The Estonian market’s vibrant ecosystem is a template for Poland, and could spell a lot of opportunity, he continued. The key to unlocking Poland’s defence tech potential, Tamkivi added, is viewing start-ups as potential future GDP drivers, instead of dismissing them as “some guys playing with drones.”
There is a lot of room for growth. Despite having an economy twenty times larger than Estonia’s, Poland’s total venture capital investment was just €800 million in 2025, only twice much as Estonia’s in the same period.
Tamkivi highlighted what he perceived as a common mistake of Polish start-ups: falling into the “local market trap.” Admittedly, this can impact startups in any country with a large-enough domestic customer base, but in more mature ecosystems, such as in Germany and France, founders have learned to look beyond domestic customers as their sole focus. Startups in the still-young Polish ecosystem, he said, still focus too much on their domestic market.
However, Tamkivi also extends the idea of a limiting trap to Europe as a whole, which is an interesting position considering the conversation these days about European sovereignty.
“A very common misconception,” he said, “at a pan-European level is that Europe needs to build tech for Europe.”
He countered: “The only mindset that matters is how we can build global champions in respective fields that just happen to come from Europe.”
This is the founding principle behind Plural, which Tamkivi co-founded.

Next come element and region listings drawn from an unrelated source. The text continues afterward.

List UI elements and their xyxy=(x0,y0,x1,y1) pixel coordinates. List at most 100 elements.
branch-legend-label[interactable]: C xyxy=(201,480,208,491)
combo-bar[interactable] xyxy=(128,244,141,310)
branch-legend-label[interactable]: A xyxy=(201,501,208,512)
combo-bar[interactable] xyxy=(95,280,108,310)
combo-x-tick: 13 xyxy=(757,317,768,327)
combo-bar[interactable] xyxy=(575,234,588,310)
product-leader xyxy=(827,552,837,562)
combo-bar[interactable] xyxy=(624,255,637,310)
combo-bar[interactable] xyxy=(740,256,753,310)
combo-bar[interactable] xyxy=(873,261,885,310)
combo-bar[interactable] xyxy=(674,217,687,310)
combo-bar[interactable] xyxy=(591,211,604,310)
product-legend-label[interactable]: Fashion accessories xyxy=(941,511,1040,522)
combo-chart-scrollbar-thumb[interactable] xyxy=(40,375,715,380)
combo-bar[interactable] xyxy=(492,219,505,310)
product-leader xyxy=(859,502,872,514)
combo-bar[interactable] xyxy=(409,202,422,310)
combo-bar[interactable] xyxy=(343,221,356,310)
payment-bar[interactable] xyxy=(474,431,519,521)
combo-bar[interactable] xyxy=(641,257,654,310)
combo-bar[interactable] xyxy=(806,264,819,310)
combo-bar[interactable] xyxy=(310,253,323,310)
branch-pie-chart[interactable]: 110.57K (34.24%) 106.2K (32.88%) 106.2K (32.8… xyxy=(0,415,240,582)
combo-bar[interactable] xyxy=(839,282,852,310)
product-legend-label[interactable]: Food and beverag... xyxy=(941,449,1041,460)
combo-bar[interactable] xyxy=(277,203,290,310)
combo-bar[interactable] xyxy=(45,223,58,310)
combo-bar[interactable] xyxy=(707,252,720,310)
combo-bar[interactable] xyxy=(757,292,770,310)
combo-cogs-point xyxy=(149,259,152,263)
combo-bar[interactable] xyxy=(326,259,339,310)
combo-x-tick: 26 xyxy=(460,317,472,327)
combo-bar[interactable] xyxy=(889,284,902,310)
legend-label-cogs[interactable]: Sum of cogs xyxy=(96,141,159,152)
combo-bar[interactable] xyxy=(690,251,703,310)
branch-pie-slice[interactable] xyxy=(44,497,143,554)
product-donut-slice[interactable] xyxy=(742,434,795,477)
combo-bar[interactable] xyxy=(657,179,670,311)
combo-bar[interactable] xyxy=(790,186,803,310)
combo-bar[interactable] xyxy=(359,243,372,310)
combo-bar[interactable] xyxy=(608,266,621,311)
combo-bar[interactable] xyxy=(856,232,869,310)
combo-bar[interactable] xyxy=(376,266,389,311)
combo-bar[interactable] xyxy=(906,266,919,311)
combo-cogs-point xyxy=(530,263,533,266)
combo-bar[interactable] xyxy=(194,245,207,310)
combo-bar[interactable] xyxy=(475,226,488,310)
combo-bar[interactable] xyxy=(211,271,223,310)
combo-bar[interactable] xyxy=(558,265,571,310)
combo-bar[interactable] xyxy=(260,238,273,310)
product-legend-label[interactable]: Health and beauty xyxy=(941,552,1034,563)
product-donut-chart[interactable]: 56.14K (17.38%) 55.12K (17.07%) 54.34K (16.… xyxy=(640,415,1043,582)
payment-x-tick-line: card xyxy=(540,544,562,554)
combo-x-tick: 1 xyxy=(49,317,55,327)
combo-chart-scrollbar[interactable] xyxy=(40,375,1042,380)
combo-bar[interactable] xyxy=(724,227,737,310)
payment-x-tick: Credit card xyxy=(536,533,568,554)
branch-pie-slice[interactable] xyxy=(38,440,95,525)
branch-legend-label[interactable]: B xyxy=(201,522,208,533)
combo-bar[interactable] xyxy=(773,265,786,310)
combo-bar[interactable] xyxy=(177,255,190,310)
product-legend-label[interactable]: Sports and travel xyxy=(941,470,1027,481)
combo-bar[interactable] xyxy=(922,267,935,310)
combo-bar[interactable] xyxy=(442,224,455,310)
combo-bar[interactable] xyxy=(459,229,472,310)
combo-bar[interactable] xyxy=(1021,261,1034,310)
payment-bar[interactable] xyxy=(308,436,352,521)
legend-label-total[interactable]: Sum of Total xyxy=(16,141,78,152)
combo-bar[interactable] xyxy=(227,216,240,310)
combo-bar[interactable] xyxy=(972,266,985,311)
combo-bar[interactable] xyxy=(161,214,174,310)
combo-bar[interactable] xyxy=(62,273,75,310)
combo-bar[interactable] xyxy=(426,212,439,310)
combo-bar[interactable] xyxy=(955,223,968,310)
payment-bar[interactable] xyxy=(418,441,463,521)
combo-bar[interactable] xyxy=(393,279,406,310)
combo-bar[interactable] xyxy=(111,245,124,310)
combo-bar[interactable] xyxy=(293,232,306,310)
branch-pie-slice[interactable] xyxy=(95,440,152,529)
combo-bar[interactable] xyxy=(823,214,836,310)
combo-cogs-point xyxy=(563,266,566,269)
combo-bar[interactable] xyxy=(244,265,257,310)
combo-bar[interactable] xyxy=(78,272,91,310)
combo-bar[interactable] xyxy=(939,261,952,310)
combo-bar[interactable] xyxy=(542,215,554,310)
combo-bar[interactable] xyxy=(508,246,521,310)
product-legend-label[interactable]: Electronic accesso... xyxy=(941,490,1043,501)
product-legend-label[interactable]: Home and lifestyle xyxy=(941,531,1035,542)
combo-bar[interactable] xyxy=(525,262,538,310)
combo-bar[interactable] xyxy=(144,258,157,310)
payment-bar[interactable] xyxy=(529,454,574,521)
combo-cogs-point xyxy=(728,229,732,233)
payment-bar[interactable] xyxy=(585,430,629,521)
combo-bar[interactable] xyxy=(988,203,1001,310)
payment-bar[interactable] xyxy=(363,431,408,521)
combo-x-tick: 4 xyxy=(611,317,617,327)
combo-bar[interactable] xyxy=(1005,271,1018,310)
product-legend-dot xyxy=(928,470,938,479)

One of the prime aims of the VC is to “have a GDP-level impact on Europe,” building on the experience its managers picked up in their prior careers as founders. Of course all VCs want to fund companies that grow huge, but stating it in terms of Europe’s economic future makes Plural stand out among European VCs.
As for defence tech, Plural’s focus on it underscores how the sector is growing in acceptance as a legitimate vertical for private investors on the continent, a relatively recent shift. Perhaps because of the roots of its founders and the proximity that Estonia has to Russia, Plural was an early mover in defence, deep tech and the wider resilience thesis, with its portfolio including the likes of Helsing, Frankenburg Technologies, Hypersonica, Augur, and more.
“We’re not a defence fund, we are truly generalist,” Tamkivi said, “but because we’re going after the most ambitious problems and the most ambitious people we can find, these days there is nothing more ambitious than actually defending our democracies.”
Tamkivi’s comments on stage about building Europe’s global industry leaders were echoed in the same week in Brussels, as Competition Commissioner Teresa Ribera told the Financial Times that the EU would relax merger rules in a bid to create “European champions.”